Fuori dai giochi è invece Massimiliano Papis, sulla vettura numero 75 di Colin Braun e JJ Lehto, solo 51° a 34 giri dalla vettura di testa. Il pilota comasco è rimasto nelle primissime posizioni fino alla terza ora, per poi riscontrare problemi che lo hanno rallentato costringendolo nelle retrovie.
In classe GT la sfida è tra i team Tafel Racing e Farnbacher Loles Motorsports con il primo che piazza due delle tre vetture iscritte in 1° e 3° posizione di classe divise appunto da quella del team rivale. I leader sono Eric Lux, Wolf Henzler, Dominik Farnbacher e Jim Tafel sulla Porsche numero 74, seguiti dal quartetto formato da Leh Keen, Pierre Ehret, Dirk Werner e Jorg Hardt sulla numero 85. A concludere il podio virtuale con la terza Porsche sono Andrew Davis, Nathan Swartzbaugh, Robin Liddell, Dirk Muller e Jim Tafel con la vettura numero 72.

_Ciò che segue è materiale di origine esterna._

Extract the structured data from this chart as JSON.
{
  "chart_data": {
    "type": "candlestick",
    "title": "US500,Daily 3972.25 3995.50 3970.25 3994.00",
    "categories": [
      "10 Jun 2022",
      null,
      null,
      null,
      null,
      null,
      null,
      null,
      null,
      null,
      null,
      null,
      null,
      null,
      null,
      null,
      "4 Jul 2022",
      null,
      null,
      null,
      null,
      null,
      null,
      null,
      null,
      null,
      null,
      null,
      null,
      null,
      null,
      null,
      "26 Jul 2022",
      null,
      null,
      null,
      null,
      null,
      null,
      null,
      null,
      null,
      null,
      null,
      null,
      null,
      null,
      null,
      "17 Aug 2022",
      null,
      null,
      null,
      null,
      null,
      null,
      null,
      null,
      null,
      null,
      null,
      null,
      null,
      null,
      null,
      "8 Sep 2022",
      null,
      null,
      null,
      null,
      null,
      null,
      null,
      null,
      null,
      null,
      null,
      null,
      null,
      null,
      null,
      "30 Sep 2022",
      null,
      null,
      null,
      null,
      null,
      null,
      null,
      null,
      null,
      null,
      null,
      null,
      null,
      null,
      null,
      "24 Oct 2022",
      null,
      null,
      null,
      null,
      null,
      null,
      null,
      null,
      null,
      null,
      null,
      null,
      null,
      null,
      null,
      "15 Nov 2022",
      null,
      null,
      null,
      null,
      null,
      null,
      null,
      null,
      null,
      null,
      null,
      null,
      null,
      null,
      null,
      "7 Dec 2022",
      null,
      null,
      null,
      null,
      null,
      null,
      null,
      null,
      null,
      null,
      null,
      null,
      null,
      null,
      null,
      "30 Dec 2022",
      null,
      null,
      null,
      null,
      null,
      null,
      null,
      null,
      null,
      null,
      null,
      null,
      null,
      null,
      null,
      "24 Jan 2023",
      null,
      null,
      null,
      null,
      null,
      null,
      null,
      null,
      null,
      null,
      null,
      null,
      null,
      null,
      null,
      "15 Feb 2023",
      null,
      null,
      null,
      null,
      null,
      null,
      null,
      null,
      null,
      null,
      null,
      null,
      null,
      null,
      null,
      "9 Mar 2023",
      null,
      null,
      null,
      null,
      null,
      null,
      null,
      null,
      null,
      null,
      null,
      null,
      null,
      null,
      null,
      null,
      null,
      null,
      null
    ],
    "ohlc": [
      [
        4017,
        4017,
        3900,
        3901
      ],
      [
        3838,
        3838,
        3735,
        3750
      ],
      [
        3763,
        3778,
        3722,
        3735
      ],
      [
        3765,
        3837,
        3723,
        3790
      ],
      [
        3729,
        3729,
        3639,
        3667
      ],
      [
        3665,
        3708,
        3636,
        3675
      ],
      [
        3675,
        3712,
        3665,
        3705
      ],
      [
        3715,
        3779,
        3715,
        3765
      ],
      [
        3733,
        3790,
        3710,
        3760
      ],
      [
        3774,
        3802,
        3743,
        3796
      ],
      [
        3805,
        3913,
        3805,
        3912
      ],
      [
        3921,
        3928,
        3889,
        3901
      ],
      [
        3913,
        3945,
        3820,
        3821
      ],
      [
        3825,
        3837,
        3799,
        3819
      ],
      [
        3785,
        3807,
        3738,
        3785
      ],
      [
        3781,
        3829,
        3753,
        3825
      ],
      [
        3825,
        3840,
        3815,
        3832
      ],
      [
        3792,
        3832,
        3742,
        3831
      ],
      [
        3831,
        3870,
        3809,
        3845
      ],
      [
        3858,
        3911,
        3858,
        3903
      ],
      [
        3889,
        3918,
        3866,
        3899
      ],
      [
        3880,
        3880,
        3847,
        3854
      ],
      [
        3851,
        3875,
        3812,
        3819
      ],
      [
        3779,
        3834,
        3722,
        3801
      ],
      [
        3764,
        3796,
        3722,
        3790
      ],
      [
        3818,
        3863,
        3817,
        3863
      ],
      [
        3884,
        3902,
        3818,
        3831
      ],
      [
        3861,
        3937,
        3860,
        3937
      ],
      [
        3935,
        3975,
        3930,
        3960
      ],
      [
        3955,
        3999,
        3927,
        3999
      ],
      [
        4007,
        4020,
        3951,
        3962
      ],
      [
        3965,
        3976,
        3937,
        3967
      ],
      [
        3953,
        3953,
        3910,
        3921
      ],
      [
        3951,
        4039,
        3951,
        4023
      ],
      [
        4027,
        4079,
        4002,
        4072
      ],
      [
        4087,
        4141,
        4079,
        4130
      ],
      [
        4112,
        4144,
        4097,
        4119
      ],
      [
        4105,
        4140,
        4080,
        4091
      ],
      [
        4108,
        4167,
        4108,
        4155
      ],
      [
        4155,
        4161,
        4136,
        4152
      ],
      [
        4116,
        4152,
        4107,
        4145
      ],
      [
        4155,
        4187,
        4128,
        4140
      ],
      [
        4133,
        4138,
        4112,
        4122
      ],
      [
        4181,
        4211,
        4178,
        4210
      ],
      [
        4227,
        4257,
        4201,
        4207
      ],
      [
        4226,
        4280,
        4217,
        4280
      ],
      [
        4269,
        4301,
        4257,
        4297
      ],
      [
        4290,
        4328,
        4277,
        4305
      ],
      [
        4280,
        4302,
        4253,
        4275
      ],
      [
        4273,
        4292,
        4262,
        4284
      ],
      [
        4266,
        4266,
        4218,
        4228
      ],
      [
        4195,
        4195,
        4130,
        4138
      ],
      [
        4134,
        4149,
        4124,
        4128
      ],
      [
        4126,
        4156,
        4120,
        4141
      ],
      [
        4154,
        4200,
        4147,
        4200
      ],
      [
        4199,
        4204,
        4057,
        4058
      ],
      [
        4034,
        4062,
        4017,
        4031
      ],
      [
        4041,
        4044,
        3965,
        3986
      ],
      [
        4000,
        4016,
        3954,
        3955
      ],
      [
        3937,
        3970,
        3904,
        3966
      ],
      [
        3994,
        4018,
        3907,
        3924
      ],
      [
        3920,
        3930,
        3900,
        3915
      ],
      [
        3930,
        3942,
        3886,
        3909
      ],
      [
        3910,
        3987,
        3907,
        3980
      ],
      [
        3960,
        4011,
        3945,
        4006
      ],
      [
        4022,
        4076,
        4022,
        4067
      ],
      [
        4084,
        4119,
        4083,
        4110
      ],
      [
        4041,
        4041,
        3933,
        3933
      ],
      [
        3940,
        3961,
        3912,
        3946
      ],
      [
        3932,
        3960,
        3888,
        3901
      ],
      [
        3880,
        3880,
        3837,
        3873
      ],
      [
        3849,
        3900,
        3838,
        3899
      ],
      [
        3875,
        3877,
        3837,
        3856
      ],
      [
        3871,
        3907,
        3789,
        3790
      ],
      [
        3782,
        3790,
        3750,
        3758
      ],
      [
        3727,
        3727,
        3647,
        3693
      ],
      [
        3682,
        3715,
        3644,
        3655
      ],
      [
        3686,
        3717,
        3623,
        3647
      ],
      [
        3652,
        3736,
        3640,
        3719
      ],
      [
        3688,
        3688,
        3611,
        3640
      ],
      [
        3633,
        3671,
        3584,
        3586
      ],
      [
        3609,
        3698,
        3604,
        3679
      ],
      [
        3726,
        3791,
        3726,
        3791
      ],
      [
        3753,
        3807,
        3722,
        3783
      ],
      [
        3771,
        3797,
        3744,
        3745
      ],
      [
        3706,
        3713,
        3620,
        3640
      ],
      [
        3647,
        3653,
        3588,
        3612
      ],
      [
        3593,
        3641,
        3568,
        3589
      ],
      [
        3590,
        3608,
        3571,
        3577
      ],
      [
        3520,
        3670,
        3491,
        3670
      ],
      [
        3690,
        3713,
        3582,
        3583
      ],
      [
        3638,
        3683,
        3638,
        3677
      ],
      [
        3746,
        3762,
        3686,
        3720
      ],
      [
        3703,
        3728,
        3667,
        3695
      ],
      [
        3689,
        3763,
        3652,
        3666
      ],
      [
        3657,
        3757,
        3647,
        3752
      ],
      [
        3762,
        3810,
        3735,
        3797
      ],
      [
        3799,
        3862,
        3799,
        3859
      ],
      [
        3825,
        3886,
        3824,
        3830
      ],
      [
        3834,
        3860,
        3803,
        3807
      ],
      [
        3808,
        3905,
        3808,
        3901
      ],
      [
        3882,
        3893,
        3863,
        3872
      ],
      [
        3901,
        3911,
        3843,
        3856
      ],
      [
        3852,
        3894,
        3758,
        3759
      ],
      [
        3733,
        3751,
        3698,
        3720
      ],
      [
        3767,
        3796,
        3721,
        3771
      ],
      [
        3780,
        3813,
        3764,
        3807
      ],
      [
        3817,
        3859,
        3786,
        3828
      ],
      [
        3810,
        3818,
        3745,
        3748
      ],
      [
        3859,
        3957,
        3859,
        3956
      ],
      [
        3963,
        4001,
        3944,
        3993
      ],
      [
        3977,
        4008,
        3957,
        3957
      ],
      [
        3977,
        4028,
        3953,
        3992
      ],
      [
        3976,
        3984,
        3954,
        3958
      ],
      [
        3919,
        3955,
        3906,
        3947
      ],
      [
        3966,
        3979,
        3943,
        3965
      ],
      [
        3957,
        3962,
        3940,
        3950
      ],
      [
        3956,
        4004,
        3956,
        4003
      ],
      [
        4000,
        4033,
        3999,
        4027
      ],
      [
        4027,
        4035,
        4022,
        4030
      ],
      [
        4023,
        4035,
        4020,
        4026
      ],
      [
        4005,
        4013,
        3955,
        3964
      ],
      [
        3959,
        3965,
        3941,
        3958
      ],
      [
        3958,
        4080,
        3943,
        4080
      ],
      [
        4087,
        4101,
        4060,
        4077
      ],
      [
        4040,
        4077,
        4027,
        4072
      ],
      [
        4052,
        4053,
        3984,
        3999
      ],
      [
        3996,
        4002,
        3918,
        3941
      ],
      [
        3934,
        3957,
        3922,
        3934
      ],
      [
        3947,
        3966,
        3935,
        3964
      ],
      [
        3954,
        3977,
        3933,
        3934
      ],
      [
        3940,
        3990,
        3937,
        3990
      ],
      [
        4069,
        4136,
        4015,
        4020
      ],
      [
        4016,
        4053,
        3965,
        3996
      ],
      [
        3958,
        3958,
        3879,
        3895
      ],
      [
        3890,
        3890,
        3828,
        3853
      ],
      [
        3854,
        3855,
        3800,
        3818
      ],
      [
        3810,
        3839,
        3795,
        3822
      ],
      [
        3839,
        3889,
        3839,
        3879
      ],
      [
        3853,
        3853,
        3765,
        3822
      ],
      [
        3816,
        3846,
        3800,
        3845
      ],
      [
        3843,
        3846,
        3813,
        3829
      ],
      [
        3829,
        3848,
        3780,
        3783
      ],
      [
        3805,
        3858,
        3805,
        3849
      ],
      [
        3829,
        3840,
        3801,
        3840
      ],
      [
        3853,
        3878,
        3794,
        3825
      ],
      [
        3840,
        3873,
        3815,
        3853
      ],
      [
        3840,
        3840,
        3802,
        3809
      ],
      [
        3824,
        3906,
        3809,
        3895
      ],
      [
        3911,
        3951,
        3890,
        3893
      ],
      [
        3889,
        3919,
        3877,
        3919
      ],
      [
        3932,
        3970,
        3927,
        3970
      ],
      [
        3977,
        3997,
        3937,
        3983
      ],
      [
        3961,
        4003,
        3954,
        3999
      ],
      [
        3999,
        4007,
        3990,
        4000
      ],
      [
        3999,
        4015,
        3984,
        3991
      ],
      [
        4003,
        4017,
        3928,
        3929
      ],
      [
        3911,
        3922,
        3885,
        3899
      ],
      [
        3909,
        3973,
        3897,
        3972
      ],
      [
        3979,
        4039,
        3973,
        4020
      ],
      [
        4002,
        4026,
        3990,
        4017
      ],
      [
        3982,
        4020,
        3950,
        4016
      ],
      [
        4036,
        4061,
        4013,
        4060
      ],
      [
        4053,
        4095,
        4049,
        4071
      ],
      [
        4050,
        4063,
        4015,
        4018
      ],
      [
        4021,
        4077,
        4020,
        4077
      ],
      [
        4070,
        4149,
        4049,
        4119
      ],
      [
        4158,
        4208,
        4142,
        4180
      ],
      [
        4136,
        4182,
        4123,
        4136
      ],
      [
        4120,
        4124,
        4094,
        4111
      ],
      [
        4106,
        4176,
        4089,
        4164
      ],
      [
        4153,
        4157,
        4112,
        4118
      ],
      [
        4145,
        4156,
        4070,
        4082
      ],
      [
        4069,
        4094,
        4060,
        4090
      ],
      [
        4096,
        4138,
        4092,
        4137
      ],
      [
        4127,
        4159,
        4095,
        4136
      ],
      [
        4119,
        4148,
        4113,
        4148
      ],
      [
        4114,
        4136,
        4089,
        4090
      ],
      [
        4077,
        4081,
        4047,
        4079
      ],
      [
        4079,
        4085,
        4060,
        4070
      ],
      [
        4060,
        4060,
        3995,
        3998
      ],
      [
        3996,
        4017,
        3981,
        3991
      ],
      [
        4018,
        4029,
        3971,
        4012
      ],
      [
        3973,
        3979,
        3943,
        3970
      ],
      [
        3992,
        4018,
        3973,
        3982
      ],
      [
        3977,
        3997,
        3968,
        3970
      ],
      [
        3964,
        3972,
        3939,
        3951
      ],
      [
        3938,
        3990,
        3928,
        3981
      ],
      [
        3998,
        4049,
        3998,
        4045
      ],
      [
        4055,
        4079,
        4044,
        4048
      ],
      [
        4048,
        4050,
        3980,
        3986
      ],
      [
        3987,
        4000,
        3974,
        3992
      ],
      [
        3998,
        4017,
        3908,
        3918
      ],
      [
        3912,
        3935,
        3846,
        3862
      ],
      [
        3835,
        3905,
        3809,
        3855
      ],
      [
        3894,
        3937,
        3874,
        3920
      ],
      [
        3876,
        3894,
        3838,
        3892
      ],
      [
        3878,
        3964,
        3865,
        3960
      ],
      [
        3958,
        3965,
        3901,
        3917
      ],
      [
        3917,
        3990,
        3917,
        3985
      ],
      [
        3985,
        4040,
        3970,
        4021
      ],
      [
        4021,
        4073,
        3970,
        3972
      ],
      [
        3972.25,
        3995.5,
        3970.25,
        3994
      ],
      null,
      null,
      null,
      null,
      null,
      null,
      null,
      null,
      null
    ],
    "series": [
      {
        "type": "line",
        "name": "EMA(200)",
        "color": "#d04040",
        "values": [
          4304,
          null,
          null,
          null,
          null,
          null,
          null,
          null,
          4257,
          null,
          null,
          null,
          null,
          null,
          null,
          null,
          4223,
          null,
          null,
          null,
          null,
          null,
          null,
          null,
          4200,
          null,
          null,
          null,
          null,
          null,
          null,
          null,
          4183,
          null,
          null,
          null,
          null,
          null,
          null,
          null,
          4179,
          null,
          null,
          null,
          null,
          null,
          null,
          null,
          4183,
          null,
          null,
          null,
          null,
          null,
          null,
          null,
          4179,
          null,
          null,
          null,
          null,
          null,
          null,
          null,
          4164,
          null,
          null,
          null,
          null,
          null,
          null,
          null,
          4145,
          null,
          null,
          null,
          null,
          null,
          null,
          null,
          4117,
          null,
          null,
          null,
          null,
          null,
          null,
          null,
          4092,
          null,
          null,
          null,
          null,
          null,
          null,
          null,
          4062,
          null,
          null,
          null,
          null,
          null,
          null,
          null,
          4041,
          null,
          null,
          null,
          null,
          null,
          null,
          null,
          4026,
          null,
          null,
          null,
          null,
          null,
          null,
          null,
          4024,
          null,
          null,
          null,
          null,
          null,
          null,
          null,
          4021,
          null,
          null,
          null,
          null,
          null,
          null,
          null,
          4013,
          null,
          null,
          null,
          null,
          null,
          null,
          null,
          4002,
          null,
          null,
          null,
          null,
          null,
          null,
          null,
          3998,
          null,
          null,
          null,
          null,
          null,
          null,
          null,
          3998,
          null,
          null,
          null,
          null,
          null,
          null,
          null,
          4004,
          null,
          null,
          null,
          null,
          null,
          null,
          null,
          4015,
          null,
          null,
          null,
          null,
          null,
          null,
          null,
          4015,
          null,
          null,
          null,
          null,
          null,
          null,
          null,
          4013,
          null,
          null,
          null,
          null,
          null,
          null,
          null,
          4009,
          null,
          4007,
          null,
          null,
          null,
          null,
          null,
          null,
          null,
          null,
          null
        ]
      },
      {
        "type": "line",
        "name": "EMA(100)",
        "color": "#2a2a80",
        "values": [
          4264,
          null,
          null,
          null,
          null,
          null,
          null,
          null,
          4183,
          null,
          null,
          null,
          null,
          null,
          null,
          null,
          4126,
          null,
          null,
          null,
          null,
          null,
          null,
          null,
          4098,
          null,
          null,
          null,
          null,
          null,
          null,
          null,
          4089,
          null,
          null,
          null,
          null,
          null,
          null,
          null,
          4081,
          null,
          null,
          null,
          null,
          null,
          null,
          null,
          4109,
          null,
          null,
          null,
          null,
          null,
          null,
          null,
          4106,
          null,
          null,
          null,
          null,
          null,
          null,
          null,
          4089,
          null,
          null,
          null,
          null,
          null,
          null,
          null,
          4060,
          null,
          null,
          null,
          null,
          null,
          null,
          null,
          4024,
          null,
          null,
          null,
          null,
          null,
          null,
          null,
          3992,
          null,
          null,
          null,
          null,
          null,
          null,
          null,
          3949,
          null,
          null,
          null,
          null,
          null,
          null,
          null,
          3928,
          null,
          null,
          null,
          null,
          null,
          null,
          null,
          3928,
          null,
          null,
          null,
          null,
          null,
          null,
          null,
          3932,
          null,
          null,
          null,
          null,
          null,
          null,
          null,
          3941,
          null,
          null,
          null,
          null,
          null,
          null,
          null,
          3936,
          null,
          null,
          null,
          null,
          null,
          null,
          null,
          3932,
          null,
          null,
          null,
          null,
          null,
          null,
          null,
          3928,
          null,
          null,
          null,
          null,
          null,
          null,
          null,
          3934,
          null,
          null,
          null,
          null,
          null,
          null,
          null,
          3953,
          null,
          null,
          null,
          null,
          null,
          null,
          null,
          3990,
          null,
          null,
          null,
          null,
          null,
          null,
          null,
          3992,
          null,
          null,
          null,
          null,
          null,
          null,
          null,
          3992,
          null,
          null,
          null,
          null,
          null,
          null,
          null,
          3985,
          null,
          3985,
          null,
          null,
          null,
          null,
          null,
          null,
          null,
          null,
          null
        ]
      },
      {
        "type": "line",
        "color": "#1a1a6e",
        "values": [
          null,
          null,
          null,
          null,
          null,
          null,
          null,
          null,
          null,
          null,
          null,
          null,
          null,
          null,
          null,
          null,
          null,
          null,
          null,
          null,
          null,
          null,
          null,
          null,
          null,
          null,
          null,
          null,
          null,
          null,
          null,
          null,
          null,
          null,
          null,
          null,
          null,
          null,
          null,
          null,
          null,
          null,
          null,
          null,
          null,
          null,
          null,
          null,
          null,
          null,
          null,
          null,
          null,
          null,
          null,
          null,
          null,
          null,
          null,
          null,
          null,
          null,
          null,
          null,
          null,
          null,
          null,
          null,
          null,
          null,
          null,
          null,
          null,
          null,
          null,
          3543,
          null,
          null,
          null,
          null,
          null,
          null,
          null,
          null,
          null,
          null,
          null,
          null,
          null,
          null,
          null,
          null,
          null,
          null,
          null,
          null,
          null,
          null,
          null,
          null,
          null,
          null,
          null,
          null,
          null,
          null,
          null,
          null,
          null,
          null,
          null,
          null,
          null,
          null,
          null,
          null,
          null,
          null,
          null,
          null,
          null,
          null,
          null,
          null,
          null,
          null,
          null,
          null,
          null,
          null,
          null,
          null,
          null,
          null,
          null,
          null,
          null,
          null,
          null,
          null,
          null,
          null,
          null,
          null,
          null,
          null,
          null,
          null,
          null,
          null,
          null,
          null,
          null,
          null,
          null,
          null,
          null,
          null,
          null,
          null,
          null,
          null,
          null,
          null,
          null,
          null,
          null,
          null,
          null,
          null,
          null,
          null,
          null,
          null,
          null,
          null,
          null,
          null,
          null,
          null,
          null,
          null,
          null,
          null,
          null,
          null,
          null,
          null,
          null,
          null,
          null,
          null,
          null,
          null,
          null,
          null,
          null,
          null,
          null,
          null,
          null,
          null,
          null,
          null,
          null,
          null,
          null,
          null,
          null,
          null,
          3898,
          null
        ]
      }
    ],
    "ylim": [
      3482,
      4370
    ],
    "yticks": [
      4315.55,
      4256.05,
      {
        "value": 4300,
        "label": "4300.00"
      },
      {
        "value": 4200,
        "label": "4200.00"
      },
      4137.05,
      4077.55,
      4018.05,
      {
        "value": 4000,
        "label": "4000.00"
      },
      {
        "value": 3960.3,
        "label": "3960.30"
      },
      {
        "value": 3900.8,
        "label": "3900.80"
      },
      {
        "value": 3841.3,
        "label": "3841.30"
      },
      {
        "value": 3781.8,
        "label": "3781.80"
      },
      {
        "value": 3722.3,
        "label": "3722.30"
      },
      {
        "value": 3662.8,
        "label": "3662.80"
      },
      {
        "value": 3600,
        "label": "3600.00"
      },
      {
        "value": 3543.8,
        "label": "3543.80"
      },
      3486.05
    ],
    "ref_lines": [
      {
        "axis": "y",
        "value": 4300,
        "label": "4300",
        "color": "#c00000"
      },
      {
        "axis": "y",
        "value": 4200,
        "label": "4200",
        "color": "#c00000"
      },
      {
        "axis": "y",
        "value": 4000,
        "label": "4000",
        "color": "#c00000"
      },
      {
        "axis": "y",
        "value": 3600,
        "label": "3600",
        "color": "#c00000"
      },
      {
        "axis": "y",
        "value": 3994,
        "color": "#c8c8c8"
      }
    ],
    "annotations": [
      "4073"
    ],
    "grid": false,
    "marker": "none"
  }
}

Il team tutto italiano, formato da Luca Drudi, Gabrio Rosa, Andrea Montermini, Andrea Ceccato e Pier Angelo Masselli sulla Ferrari 360GT, è ormai fuori dai giochi oltre la 60° posizione assoluta. Rocco DeSimone II, sulla Porsche numero 68 insieme a Ted Ballou, Brad Yaeger e Chris Gleason, è in 17° posizione di classe a 10 giri dalla vettura numero 74.
Proprio allo scadere della sesta ora di gara è avvenuta la prima neutralizzazione causata dalla vettura numero 86, di Larry Bowman, Don Bell, Lance Willsey e Shawn Price, ferma alla curva sei.